In a new study led by UC Riverside, experts have found that motivation to exercise may be linked to certain smells. The researchers used a mouse model to demonstrate that how specific smells are perceived may affect the decision of whether or not to engage in physical activity.
“Exercise, which is essential for both physical and mental health, can help prevent obesity and other inactivity-related diseases and disorders in humans,” said study lead author Professor Sachiko Haga-Yamanaka. “Some people like to exercise more than others do, but why this is so is not well understood.”
A widely studied behavior in rodents is voluntary wheel running (VWR), which is where mice are given access to a running wheel for spontaneous exercise.
When the researchers selectively bred mice that exhibited high VWR activity, they found that animals of this lineage developed genetic differences in their olfactory system that made them perceive smells differently from a control group.
“The olfactory system became genetically differentiated between the high runner and control lines during the selective breeding process with several chemosensory receptors in specific receptor gene clusters being differentially expressed between high runners and controls,” said Professor Haga-Yamanaka. “Our results suggest these chemosensory receptors are important trait locations for the control of voluntary exercise in mice.”

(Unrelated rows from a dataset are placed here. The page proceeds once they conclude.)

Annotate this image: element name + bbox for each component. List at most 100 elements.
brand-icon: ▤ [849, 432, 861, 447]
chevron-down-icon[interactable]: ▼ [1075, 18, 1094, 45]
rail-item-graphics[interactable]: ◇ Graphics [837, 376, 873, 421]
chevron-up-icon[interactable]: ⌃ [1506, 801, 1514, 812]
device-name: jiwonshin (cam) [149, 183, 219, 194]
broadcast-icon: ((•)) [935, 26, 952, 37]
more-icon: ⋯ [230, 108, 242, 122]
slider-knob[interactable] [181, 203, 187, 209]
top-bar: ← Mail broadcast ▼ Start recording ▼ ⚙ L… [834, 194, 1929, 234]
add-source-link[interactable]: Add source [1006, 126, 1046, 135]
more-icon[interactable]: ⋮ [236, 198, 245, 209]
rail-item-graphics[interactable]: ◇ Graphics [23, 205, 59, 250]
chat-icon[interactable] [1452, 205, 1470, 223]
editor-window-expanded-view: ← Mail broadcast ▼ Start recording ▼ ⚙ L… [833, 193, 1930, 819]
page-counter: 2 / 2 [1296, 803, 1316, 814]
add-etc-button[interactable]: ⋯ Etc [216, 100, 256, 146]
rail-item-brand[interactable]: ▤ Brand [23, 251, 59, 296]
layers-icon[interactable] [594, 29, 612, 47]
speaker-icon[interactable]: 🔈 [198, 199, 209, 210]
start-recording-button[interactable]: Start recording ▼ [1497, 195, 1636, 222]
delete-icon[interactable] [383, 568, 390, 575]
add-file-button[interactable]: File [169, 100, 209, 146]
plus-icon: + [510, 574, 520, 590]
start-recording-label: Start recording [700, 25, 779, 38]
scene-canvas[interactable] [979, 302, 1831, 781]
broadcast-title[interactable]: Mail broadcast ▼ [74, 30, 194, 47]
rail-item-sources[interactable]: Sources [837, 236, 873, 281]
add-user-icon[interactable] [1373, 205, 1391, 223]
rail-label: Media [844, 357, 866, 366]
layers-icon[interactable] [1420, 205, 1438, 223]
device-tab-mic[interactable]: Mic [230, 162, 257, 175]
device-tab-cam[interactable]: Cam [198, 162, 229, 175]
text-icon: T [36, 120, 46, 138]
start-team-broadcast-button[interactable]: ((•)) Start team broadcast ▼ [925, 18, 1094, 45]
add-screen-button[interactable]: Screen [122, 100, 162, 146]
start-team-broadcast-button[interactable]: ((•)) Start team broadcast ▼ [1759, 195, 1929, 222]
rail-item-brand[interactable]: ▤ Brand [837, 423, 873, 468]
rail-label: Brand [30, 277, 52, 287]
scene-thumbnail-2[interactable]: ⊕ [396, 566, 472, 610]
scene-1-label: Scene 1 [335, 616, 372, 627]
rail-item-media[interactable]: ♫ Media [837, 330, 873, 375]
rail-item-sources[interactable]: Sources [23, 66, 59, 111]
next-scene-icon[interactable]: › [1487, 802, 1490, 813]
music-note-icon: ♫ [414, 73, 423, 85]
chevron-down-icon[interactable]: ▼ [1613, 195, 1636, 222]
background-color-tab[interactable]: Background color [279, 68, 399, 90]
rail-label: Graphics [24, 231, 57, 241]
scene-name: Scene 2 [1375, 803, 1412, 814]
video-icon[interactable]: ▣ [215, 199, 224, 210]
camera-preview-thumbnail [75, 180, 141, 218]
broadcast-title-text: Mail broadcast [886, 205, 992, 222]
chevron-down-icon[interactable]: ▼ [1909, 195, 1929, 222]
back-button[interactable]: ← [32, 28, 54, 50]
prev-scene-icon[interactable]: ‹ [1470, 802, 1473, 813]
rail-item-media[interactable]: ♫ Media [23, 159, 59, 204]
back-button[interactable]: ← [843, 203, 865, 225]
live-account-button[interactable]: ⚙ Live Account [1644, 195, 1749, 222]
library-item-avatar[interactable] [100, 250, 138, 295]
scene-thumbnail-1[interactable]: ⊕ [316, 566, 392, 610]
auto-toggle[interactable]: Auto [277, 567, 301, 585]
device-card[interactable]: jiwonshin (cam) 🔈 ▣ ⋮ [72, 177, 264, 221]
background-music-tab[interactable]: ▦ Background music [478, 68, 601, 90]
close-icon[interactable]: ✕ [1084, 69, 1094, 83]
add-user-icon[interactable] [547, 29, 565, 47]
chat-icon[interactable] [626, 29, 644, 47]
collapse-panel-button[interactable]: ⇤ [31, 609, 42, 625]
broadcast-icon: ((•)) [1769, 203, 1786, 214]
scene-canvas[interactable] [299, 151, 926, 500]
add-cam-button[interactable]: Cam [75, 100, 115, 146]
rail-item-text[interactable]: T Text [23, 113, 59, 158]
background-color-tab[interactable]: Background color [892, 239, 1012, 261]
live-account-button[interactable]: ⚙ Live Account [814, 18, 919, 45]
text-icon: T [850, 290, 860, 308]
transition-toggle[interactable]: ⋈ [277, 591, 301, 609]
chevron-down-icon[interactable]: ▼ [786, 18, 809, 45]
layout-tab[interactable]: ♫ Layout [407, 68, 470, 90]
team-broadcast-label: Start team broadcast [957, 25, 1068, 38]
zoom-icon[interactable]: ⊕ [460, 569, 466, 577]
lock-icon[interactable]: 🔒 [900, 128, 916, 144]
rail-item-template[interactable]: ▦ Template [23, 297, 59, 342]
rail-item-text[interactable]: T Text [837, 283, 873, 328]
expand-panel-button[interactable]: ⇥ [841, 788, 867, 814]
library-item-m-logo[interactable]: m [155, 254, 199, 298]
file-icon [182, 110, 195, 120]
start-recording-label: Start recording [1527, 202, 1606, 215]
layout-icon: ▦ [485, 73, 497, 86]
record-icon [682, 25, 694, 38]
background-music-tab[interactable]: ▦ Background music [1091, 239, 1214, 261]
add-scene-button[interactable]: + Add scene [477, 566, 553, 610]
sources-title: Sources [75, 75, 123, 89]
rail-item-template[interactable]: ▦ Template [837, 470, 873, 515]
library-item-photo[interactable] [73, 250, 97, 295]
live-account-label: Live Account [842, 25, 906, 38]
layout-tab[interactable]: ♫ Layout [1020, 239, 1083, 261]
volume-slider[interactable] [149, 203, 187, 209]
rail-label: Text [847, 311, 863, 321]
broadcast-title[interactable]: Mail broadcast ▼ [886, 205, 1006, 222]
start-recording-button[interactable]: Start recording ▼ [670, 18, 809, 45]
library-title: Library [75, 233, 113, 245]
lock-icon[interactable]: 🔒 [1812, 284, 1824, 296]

The research has major implications for humans, who receive many olfactory stimuli from the environment and other nearby people. “It’s not inconceivable that someday we might be able to isolate the chemicals and use them like air fresheners in gyms to make people even more motivated to exercise,” said Professor Theodore Garland. “In other words: spray, sniff, and squat.”
The study was focused on the vomeronasal organ – the accessory olfactory organ in amphibians, squamates, rodents and most other mammals. The signals detected by vomeronasal sensory receptor neurons are processed in the brain’s amygdala and hypothalamus, which induce physiological and behavioral responses.
The researchers found that receptor genes were optimally expressed in the vomeronasal organs of the high runners. The findings indicate that individual differences in exercise habits may be explained by variations in the perception of specific smells.
“Taken together, our results show vomeronasal receptors as trait locations for voluntary exercise behavior in mice,” said Professor Haga-Yamanaka. “The high runner and control lines provide a strong model for determining the contribution of genetics to voluntary-exercise related traits.”
The study is published in the journal PLOS ONE.